An Abdullah Abdullah-led government would have strained relations with Pakistan because he primarily represents tribes and interests that are suspicious of the Pashtuns and deeply suspicious of Pakistani intelligence meddling.

Ukraine: President Petro Poroshenko was sworn into office on 7 June. In his speech he said that Ukraine would never give up Crimea and would not stop seeking closer ties with the West. He also promised to end operations against the eastern separatists this week.

Comment: The separatists rejected an offer of a ceasefire and appear to have launched a counter-offensive. Most cities in Luhansk and Donetsk regions reported attacks by separatist forces. They included Mariupol, on the southern coast. Forces loyal to the Kyiv regime supposedly had regained control of the city last month.

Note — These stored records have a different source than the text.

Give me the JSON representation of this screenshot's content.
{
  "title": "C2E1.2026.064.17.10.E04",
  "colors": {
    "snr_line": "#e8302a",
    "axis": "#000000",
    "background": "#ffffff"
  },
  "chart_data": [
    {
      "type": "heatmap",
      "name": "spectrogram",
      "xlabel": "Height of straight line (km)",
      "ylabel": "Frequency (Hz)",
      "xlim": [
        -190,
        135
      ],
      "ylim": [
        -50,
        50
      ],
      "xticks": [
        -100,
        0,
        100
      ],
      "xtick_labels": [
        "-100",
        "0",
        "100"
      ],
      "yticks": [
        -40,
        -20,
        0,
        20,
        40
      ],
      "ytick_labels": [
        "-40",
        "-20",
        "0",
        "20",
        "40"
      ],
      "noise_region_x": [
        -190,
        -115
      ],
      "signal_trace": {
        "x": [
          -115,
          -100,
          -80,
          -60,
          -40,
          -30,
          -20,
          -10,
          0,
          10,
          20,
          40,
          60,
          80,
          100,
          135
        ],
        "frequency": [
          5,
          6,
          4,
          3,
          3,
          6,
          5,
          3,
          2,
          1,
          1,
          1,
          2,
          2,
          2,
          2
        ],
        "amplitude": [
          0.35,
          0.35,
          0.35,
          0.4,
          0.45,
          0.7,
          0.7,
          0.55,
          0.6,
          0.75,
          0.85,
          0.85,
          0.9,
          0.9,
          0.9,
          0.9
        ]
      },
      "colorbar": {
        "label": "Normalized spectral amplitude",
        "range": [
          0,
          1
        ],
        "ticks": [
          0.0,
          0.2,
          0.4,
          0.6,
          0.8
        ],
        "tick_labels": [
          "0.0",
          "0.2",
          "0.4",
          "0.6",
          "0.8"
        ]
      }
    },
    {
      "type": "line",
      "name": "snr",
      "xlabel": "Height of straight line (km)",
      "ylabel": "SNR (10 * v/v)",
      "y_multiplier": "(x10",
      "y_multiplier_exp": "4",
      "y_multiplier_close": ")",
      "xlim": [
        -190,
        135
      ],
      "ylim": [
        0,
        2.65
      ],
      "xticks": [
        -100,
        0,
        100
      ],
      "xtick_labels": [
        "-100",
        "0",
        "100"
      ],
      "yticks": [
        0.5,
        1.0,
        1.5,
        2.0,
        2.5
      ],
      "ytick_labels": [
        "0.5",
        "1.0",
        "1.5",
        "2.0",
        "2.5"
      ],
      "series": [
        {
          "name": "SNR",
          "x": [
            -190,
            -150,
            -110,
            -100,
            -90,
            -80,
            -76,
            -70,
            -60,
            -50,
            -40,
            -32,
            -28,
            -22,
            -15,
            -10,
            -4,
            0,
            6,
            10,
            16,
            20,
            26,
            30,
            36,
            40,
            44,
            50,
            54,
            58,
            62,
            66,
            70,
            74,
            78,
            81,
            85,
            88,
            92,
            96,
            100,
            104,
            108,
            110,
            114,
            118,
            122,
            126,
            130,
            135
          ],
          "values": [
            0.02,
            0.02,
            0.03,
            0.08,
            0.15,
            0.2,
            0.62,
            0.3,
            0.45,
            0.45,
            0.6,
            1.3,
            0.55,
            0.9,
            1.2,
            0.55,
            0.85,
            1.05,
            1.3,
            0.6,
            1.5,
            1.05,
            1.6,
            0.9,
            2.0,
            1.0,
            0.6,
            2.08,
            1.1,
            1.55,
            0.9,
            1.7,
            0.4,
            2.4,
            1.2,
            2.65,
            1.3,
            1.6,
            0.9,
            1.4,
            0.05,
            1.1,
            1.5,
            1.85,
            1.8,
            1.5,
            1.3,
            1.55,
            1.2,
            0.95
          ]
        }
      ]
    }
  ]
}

Egypt: On 8 June Retired Field Marshal Abdel Fattah al-Sisi was sworn in as president before the Supreme Constitutional Court in Cairo. In a speech on Sunday evening, he promised no reconciliation with criminals or with people who incited violence against civilians.

Comment: Al-Sisi's tone was stern and the message was directed at the Muslim Brotherhood. His priority is internal security, as the foundation of comprehensive development. His language suggests he considers himself as having saved the nation. There will be no outreach to his opponents.